Of the many pictures I took, there's one that I particularly treasure. Quality-wise, it's nothing much, just as amateurish shot with a grainy-composition. But it's the subject that I like most: a father and son walking along the serene, tranquil walkways of the Summer Palace in the late afternoon.
Let's go back to the same spot many years before. That particular father spent his childhood during the horrors of the Culture Revolution. Encouraged by leaders who preached perpetual revolution as the way to a perfect society, children at that time rebelled against their parents. They denounced them before the authorities for supposed crimes against society, with the hapless father or mother ultimately suffering humiliation and persecution (and for many, torture and even death). In the words of one author who grew up during that period, "Family life simply vanished."
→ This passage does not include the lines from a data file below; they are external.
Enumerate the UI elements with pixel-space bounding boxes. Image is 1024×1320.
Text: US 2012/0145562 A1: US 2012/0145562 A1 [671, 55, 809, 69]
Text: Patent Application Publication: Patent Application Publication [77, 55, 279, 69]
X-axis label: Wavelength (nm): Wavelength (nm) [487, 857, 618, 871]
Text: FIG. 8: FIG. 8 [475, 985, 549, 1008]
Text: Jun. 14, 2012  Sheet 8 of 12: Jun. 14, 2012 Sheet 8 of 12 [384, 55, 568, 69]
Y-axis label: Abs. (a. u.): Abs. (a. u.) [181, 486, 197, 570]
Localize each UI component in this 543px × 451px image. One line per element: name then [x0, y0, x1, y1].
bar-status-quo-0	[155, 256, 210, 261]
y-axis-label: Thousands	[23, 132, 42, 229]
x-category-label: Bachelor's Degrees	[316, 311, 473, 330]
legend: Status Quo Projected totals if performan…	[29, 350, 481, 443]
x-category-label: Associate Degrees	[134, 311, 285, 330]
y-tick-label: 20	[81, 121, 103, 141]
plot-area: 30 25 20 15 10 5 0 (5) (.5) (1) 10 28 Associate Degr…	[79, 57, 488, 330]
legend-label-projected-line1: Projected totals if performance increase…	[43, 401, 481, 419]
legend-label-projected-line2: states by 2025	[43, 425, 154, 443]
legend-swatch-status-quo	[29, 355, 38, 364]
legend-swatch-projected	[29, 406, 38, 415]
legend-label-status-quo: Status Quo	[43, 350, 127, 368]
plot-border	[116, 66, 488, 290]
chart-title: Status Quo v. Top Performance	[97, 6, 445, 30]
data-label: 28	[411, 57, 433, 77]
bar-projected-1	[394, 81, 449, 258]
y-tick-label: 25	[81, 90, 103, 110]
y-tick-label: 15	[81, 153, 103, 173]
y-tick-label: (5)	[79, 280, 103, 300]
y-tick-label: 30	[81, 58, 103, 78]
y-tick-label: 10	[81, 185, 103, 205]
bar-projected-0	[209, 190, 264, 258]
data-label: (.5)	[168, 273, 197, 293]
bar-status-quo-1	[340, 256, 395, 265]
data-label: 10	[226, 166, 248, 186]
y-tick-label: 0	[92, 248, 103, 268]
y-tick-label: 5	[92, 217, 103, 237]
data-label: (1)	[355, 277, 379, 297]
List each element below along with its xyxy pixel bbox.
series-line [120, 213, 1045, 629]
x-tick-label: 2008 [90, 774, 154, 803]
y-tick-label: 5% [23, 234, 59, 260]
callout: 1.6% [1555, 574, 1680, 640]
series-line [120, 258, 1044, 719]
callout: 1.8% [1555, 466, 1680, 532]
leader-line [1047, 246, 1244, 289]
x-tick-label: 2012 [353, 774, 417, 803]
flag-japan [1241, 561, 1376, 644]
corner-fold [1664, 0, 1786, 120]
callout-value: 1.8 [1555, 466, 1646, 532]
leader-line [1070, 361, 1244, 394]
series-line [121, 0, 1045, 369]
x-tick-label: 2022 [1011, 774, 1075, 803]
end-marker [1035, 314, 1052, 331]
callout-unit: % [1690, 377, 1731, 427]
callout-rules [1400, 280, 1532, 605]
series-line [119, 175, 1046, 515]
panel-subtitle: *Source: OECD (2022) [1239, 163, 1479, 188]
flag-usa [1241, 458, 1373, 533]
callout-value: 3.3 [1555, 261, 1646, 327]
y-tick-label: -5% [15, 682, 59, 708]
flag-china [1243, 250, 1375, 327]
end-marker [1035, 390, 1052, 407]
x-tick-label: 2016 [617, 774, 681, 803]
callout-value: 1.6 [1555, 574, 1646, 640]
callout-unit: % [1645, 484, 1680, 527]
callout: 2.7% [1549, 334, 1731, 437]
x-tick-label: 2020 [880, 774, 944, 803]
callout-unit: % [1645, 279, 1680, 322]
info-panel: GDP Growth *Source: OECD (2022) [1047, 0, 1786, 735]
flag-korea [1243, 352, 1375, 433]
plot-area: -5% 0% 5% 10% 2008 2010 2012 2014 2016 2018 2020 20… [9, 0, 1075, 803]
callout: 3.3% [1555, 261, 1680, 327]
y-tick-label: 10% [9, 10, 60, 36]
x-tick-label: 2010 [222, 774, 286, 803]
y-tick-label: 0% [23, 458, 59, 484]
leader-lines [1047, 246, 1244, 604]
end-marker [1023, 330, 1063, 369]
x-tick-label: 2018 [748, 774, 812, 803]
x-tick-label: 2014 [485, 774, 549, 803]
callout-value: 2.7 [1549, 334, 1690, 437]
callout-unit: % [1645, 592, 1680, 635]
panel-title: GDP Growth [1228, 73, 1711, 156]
Leisurely activities were considered uproductive, and romantic love was branded as reactionary. Schools were closed and children willingly left their homes to pursue unrealistic political ideals in the countryside, while parents who resisted change were hauled off to concentration camps to do backbreaking manual labor.
It took more than a decade to reverse the moral damage that particular era brought, and when those children - the father in the photo included - became parents themselves, they must have realized how important their families were in their lives. See why I love this picture?